The administration's decision today to appeal U.S. District Court Judge Virginia Phillips's injunction against continuing the disastrous 17-year-old DADT policy found in 10 U.S.C. § 654 - a policy she previously had ruled to be unconstitutional - is, we were told by the President's press secretary, part of a necessary process to dump it.
Chiming in for the Pentagon, Defense Secretary Robert Gates said Wednesday that allowing the injunction to stand would mean a sudden end of "Don't Ask, Don't Tell" which would have "enormous consequences for our troops."
"I feel very strongly that this is an action that needs to be taken by the Congress, and that it is an action that requires careful preparation and a lot of training."
Gates said the Pentagon needs until Dec. 1 to resolve questions such as whether heterosexual troops would be required to share housing with gays and whether the military would be required to provide benefits for same-sex partners of service members.
When will this nonsense cease?
As the Toledo Blade editorial board quite rightly put it this morning:
The military has had years to prepare. Public sentiment against the policy has grown steadily. Most Americans now oppose "don't ask, don't tell." But politicians refused to change the policy because they feared angering a vocal anti-gay minority. And military brass kept their collective heads in the sand, expecting that equality for gays in the military was always going to be in the future, never in the present. ...
...[J]ust as there continue to be a few racists and misogynists wearing the uniforms of America's Armed Services, there will always be a few homophobic service members as well. That's not a rationale for continuing to punish the victims, as the current policy does. The better policy is for the military to weed out the bigots.

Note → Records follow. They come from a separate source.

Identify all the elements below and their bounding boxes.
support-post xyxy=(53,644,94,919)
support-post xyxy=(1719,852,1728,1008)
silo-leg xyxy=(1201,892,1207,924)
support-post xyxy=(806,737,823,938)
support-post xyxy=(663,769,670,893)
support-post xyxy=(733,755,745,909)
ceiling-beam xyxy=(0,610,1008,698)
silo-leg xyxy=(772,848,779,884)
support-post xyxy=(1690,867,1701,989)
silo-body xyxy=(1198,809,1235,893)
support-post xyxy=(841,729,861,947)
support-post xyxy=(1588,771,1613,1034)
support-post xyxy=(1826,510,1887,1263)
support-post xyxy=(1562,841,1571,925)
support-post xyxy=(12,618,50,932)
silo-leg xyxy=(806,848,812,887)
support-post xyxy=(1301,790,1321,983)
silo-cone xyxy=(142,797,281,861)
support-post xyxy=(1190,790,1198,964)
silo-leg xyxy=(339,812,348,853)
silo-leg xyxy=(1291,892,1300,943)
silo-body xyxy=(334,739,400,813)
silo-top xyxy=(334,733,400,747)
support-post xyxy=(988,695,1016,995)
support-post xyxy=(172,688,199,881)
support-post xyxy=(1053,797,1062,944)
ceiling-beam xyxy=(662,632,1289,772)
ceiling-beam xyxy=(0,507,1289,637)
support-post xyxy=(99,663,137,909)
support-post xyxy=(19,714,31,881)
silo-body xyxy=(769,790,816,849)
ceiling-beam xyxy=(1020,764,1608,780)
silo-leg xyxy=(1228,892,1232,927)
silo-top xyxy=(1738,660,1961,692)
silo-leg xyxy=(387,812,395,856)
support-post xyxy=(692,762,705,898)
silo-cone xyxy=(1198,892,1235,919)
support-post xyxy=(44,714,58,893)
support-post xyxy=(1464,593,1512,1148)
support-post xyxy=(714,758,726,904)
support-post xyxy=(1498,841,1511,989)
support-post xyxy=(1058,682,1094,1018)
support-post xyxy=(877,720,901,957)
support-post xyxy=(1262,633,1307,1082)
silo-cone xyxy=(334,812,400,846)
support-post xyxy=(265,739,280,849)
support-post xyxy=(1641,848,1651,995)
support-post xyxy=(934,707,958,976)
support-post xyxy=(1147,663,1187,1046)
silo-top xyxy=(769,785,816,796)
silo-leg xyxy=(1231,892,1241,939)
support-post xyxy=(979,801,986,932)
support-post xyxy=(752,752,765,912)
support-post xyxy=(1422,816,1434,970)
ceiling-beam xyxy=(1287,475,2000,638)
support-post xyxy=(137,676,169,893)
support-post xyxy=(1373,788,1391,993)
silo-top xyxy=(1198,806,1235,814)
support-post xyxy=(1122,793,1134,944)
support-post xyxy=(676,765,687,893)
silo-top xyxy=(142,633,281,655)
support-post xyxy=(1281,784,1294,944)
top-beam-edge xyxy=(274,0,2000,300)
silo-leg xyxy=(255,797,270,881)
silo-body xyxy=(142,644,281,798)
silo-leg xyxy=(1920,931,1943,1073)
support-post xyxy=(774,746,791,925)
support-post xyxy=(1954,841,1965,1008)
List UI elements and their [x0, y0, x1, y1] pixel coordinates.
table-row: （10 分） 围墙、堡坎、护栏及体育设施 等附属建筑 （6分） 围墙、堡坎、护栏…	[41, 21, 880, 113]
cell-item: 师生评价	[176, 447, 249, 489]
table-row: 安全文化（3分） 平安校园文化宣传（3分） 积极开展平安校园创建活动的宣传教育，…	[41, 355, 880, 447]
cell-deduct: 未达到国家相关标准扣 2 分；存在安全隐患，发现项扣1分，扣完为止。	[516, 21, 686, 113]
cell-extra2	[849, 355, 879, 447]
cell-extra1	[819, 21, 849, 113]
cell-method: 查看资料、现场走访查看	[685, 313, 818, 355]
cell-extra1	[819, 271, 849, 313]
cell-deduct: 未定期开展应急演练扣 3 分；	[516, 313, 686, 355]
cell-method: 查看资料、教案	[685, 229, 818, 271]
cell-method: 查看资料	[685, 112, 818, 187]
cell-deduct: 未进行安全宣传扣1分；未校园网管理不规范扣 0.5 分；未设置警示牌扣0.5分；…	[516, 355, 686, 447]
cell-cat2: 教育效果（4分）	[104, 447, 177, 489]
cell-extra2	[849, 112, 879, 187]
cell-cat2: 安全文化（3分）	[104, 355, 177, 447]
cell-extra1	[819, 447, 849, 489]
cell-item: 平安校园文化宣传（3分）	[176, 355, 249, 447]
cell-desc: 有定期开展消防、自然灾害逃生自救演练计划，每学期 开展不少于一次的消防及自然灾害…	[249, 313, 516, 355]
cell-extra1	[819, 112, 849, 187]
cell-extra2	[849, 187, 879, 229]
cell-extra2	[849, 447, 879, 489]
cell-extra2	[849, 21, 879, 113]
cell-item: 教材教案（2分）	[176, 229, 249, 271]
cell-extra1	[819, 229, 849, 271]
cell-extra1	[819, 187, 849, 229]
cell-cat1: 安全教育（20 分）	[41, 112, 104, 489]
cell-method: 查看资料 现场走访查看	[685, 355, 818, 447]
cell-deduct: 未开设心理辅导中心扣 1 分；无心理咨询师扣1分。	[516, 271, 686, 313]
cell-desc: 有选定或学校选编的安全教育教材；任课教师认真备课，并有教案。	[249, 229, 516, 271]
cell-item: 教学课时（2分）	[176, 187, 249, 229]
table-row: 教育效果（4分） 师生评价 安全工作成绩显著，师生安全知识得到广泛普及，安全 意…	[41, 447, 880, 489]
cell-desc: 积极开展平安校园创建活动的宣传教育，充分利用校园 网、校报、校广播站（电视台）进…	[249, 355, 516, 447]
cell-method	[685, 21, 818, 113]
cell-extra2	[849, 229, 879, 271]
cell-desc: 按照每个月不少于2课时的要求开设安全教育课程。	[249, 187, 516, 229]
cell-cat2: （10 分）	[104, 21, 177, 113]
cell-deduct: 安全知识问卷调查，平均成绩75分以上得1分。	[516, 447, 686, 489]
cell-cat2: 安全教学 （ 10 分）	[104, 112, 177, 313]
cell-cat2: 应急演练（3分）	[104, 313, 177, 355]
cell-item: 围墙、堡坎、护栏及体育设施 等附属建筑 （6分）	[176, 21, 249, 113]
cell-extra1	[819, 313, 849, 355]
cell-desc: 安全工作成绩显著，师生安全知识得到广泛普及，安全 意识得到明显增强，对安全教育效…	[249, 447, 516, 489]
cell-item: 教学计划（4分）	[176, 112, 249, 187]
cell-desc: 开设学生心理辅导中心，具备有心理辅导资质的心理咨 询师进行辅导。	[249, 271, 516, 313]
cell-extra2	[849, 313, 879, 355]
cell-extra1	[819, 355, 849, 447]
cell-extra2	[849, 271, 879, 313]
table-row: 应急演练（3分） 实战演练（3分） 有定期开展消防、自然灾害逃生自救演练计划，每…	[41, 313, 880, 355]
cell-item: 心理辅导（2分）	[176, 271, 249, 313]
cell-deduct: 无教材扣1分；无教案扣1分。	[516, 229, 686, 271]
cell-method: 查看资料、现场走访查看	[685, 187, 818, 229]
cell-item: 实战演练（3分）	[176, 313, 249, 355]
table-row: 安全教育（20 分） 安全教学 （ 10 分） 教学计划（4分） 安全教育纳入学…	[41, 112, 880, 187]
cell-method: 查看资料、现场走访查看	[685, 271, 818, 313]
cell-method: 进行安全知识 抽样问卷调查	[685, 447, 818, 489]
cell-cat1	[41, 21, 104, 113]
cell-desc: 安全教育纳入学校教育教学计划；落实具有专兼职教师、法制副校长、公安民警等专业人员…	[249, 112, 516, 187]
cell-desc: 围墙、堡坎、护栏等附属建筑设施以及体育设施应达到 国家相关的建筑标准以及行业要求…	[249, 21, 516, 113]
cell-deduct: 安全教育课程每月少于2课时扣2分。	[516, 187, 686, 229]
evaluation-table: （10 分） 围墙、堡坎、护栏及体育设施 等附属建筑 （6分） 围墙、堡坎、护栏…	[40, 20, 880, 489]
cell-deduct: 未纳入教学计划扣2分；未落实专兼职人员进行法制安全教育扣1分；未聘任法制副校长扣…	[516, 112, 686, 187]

And the better policy for the White House is to do the right thing, to defend constitutional rights, even when it's inconvenient.
Palm Center Director Aaron Belkin stated in a press release:
With all due respect Mister Secretary, implementing repeal of DADT is not difficult and you should stop saying that it is. Indeed, there were no reports of enormous consequences for the troops yesterday after the ban was suspended. There were no reports of problems today.
As you well know, gays and lesbians are serving honorably and openly today alongside their straight peers. For this reason, and as the RAND Corporation found in 1993, the lifting of a gay ban is not difficult if leaders insist that troops work together. A protracted process involving "a lot of training" is not needed.
Eight months ago, the Palm Center reported on the experiences of five of the 25 countries that allow gays and lesbians to participate openly in their militaries. In its 152-page white paper, Gays in Foreign Militaries 2010: A Global Primer, the authors stated, among other things:
[R]esearch concludes unequivocally that such policy changes are most successful when
implemented quickly. Such research is summarized in the 1993 Rand study, which Secretary Gates has asked to be updated. According to that report, the two most important factors in a personnel policy transition of this nature are decisive leadership and a single code of conduct for all personnel. Rand found that a successful new policy must be “decided upon and implemented as quickly as possible” to avoid anxiety and uncertainty in the field. It stated that “fast and pervasive change will signal commitment to the [new] policy,” while “incremental changes would likely be viewed as experimental” and weaken compliance. It also concluded that “any waiting period permits restraining forces to consolidate,” and that “phased-in implementation might allow enemies of the new policy to intentionally create problems to prove the policy unworkable.” Finally, it recommended that any new policy be implemented and communicated “as simply as possible” to avoid piling on confusing changes incrementally that would force service members to endure new rules every few months instead of having to adjust only once.50
New reports have also indicated that the study groups would address whether separate facilities, such as barracks and showers, would be needed in order to lift the ban.51 Yet Rand cautioned against instituting separate facilities for minority groups, citing the resentment and damaging focus on gender distinctions that have resulted from different standards for men and women.52
Getting rid of this policy of inequality has been delayed and delayed for no good reason other than kow-towing to bigots. Gates now argues for more delay. Instead of appealing the district court's ruling, the President should tell his appointee Gates - and the generals and admirals - that time's up. More foot-dragging serves no purpose other than to persuade many gay and lesbian Americans and their allies that the administration is less than serious about getting rid of this heinous, career-busting policy.